Research Center for Analytical Sciences, Department of Chemistry, College of Sciences, Northeastern University, Shenyang 110819, China.
Department of Chemistry, Waterloo Institute for Nanotechnology, University of Waterloo, Waterloo, Ontario N2L 3G1, Canada.
Langmuir. 2022 May 10;38(18):5542-5549. doi: 10.1021/acs.langmuir.2c00119. Epub 2022 Apr 21.

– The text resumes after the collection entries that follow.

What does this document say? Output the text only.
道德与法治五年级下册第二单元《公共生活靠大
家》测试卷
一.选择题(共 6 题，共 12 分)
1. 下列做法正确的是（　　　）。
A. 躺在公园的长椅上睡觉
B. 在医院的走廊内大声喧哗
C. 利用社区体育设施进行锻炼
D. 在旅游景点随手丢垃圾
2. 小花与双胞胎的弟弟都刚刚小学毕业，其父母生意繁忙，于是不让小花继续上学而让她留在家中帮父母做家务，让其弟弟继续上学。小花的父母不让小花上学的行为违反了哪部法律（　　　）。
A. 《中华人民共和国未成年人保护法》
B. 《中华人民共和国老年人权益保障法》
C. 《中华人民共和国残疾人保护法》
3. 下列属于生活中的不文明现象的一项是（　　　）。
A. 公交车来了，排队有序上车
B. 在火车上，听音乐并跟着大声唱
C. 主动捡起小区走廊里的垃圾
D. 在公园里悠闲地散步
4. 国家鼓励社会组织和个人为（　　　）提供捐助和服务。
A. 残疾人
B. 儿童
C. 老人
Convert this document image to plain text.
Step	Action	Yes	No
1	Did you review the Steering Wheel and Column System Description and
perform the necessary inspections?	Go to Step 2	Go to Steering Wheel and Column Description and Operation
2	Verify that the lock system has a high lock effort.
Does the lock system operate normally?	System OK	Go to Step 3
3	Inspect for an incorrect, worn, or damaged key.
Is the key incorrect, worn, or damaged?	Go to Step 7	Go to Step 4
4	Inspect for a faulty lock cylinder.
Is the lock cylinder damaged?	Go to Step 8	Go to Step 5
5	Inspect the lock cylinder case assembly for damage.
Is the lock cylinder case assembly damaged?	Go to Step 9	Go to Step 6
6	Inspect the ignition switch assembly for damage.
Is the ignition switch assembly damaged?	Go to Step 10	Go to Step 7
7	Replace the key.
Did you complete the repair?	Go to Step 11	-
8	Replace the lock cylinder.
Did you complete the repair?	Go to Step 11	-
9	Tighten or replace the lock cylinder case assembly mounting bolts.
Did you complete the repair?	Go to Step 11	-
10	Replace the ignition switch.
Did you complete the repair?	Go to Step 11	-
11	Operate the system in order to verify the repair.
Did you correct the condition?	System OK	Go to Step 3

With extremely high extinction coefficients and other unique optical properties, gold nanoparticles (AuNPs) have received growing interest in developing biosensors. DNA hairpin structures are very popular probes for the detection of not only complementary DNA or RNA but also aptamer targets. This work aims to understand the effect of the structure and sequence of hairpin DNA for the stabilization of AuNPs and its implications in AuNP-based label-free colorimetric biosensors. A series of hairpin DNA with various loop sizes from 4 to 26 bases and sequences (random sequences, poly- and poly-) were tested, but they showed similar abilities to protect AuNPs from aggregation. Using hairpin DNA with a tail under the same conditions, optimal protection was achieved with a six-base or longer tail. DNA hairpins are likely adsorbed via their tail regions or with their terminal bases if no tail is present. Molecular dynamics simulations showed that the rigidity of the hairpin loop region disfavored its adsorption to AuNPs, while the flexible tail region is favored. Finally, a DNA sensing assay was conducted using different structured DNA, where hairpin DNA with a tail doubled the sensitivity compared to the tail-free hairpin.
具有极高的消光系数和其他独特的光学特性,金纳米粒子(AuNPs)在开发生物传感器方面引起了越来越多的关注。发夹 DNA 结构是一种非常流行的探针,不仅可用于检测互补 DNA 或 RNA,还可用于检测适体靶标。本工作旨在了解发夹 DNA 的结构和序列对 AuNPs 稳定性的影响及其在基于 AuNP 的无标记比色生物传感器中的意义。我们测试了一系列具有从 4 到 26 个碱基和序列(随机序列、多聚体和多聚体)的不同环大小的发夹 DNA,但它们显示出相似的能力来保护 AuNPs 免受聚集。在相同条件下使用带有尾部的发夹 DNA,六碱基或更长的尾部可实现最佳保护。如果没有尾部,发夹 DNA 可能通过其尾部区域或末端碱基进行吸附。分子动力学模拟表明,发夹环区域的刚性不利于其吸附到 AuNPs 上,而柔性尾部区域则有利于其吸附。最后,我们使用不同结构的 DNA 进行了 DNA 传感测定,带有尾部的发夹 DNA 的灵敏度比无尾部的发夹 DNA 提高了一倍。